There is definitely different believes on teaching. Teaching is a complex job does require a great deal of knowledge that can only be gained through professionals who have received specialized, formal, preparatory training and the professions must have the ability to make an informal uncoerced decision. Others today think that teaching is more routine work that anyone can perform and would like the guidelines for teaching to be lifted so more people could become teachers (Lasley, Bainbridge, & Berry, 2002).
Regardless, of all the challenges today that teachers face due to certification requirements school leaders continue to be faced with chronic shortage of teachers who have highly qualified state licenses in special teachers, math and science teachers. In an era of pay-per performance and the No Child Left Behind increasing accountability placement on all administrators, teachers, parents and students. (Atwell, 2007). Students need to be taught by teachers who are not only knowledgeable in the core content area but also skilled to teach the content effectively so learning can occur (Quigney, 2009).

Due to the history of the problem of determining whom is highly qualified, whether alternative types of certification are effective, and what type of educational preparatory program is best for teachers, it is important to cut through all the red tape, and find a method to evaluate teachers. The state must determine a method to determine if a teacher is highly qualified currently based upon the achievement of the students the teachers teaches, and the teachers’ formal evaluations. However, should administrators or other teachers do the formal evaluations or observations? How do non-core teachers feel about this?

By pay-for performance teachers will be able to increase the salary made at an earlier age without continuing to school to earn more money. Teachers will be selected as quality teachers’ bases on the achievement of the students that the teachers teach. Teachers will be rewarded for students’ achievement.
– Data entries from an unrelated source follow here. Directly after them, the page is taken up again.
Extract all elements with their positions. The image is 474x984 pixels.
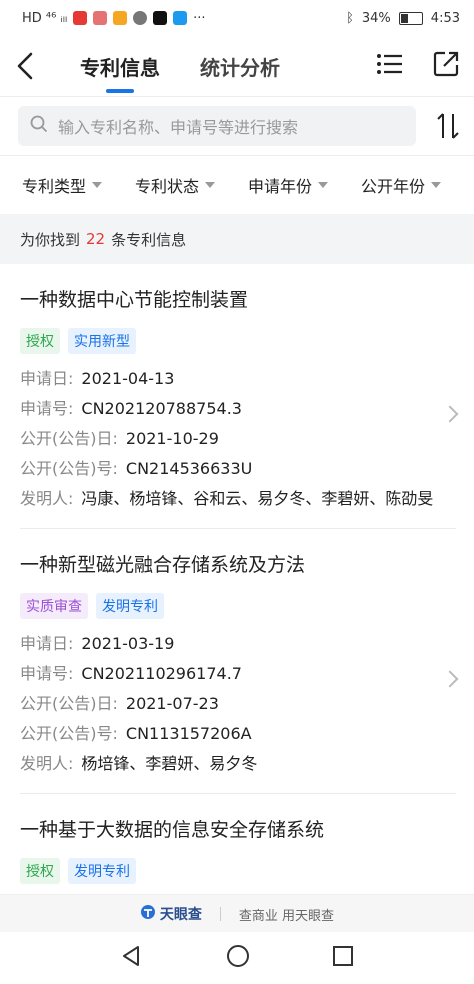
brand-footer: 天眼查 查商业 用天眼查 — [0, 894, 474, 933]
caret-down-icon — [205, 182, 216, 188]
bluetooth-icon: ᛒ — [346, 10, 354, 26]
field-application-date: 申请日: 2021-03-19 — [20, 634, 175, 653]
patent-title: 一种数据中心节能控制装置 — [20, 289, 249, 311]
more-notifications-icon: ··· — [193, 10, 206, 26]
tab-bar: 专利信息 统计分析 — [80, 52, 280, 81]
field-publication-number: 公开(公告)号: CN113157206A — [20, 724, 252, 743]
mail-icon — [113, 11, 128, 25]
battery-percent: 34% — [361, 10, 391, 26]
filter-label: 专利状态 — [135, 177, 200, 196]
brand-name: 天眼查 — [159, 907, 202, 923]
filter-label: 专利类型 — [22, 177, 87, 196]
filter-label: 申请年份 — [248, 177, 313, 196]
nav-actions — [376, 36, 460, 96]
result-count-bar: 为你找到 22 条专利信息 — [0, 214, 474, 264]
app-notification-icon — [93, 11, 108, 25]
filter-label: 公开年份 — [361, 177, 426, 196]
field-publication-date: 公开(公告)日: 2021-07-23 — [20, 694, 219, 713]
type-tag: 发明专利 — [96, 593, 164, 619]
status-tag: 授权 — [20, 328, 60, 354]
patent-title: 一种新型磁光融合存储系统及方法 — [20, 554, 306, 576]
patent-card[interactable]: 一种数据中心节能控制装置 授权 实用新型 申请日: 2021-04-13 申请号:… — [0, 264, 474, 514]
tab-patent-info[interactable]: 专利信息 — [80, 52, 160, 81]
caret-down-icon — [431, 182, 442, 188]
tianyancha-logo-icon — [140, 904, 156, 924]
divider — [219, 907, 221, 921]
system-back-icon[interactable] — [120, 944, 144, 972]
back-icon[interactable] — [0, 36, 50, 96]
filter-application-year[interactable]: 申请年份 — [248, 173, 361, 197]
search-placeholder: 输入专利名称、申请号等进行搜索 — [58, 118, 299, 137]
patent-card[interactable]: 一种基于大数据的信息安全存储系统 授权 发明专利 — [0, 794, 474, 884]
field-application-date: 申请日: 2021-04-13 — [20, 369, 175, 388]
status-bar: HD ⁴⁶ ᵢₗₗ ··· ᛒ 34% 4:53 — [0, 0, 474, 36]
patent-title: 一种基于大数据的信息安全存储系统 — [20, 819, 325, 841]
type-tag: 实用新型 — [68, 328, 136, 354]
caret-down-icon — [318, 182, 329, 188]
type-tag: 发明专利 — [68, 858, 136, 884]
sort-icon[interactable] — [416, 111, 460, 141]
tiktok-icon — [153, 11, 168, 25]
field-publication-number: 公开(公告)号: CN214536633U — [20, 459, 253, 478]
search-icon — [30, 115, 48, 137]
list-icon[interactable] — [376, 52, 404, 80]
caret-down-icon — [92, 182, 103, 188]
clock: 4:53 — [430, 10, 460, 26]
field-inventors: 发明人: 杨培锋、李碧妍、易夕冬 — [20, 754, 258, 773]
nav-bar: 专利信息 统计分析 — [0, 36, 474, 96]
chat-icon — [133, 11, 148, 25]
search-row: 输入专利名称、申请号等进行搜索 — [0, 96, 474, 155]
field-inventors: 发明人: 冯康、杨培锋、谷和云、易夕冬、李碧妍、陈劭旻 — [20, 489, 434, 508]
battery-icon — [398, 11, 423, 25]
share-icon[interactable] — [432, 50, 460, 82]
filter-patent-type[interactable]: 专利类型 — [22, 173, 135, 197]
field-application-number: 申请号: CN202110296174.7 — [20, 664, 242, 683]
brand-slogan: 查商业 用天眼查 — [238, 908, 335, 924]
app-notification-icon — [73, 11, 88, 25]
tab-statistics[interactable]: 统计分析 — [200, 52, 280, 81]
result-prefix: 为你找到 — [20, 230, 81, 249]
brand-logo: 天眼查 — [140, 904, 202, 924]
filter-patent-status[interactable]: 专利状态 — [135, 173, 248, 197]
system-home-icon[interactable] — [225, 943, 251, 973]
patent-fields: 申请日: 2021-04-13 申请号: CN202120788754.3 公开(公… — [20, 364, 456, 514]
patent-tags: 实质审查 发明专利 — [20, 593, 456, 619]
result-count: 22 — [86, 230, 106, 248]
status-tag: 实质审查 — [20, 593, 88, 619]
system-nav-bar — [0, 932, 474, 984]
status-tag: 授权 — [20, 858, 60, 884]
field-application-number: 申请号: CN202120788754.3 — [20, 399, 242, 418]
result-suffix: 条专利信息 — [111, 230, 187, 249]
system-recents-icon[interactable] — [332, 945, 354, 971]
patent-fields: 申请日: 2021-03-19 申请号: CN202110296174.7 公开(公… — [20, 629, 456, 779]
status-left: HD ⁴⁶ ᵢₗₗ ··· — [22, 11, 206, 26]
filter-bar: 专利类型 专利状态 申请年份 公开年份 — [0, 155, 474, 214]
field-publication-date: 公开(公告)日: 2021-10-29 — [20, 429, 219, 448]
patent-tags: 授权 发明专利 — [20, 858, 456, 884]
network-indicator: HD ⁴⁶ ᵢₗₗ — [22, 10, 68, 26]
status-right: ᛒ 34% 4:53 — [346, 11, 460, 26]
patent-tags: 授权 实用新型 — [20, 328, 456, 354]
patent-card[interactable]: 一种新型磁光融合存储系统及方法 实质审查 发明专利 申请日: 2021-03-19… — [0, 529, 474, 779]
search-input[interactable]: 输入专利名称、申请号等进行搜索 — [18, 106, 416, 146]
filter-publication-year[interactable]: 公开年份 — [361, 173, 474, 197]
search-app-icon — [173, 11, 188, 25]
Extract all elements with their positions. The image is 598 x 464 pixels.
What do you think about merit pay for teachers? The state legislator is looking at it again and it may go to the house for a vote this session. The Georgia Education Department is going to apply for Race to the Top grant money again and the state government wants to receive this grant money in August. To have merit pay in place is apparently very important for the Georgia Education Department in order to receive the grant money. Should administrators or other teachers do the formal evaluations or observations? How do non-core teachers feel about merit pay? How do core teachers feel about merit pay?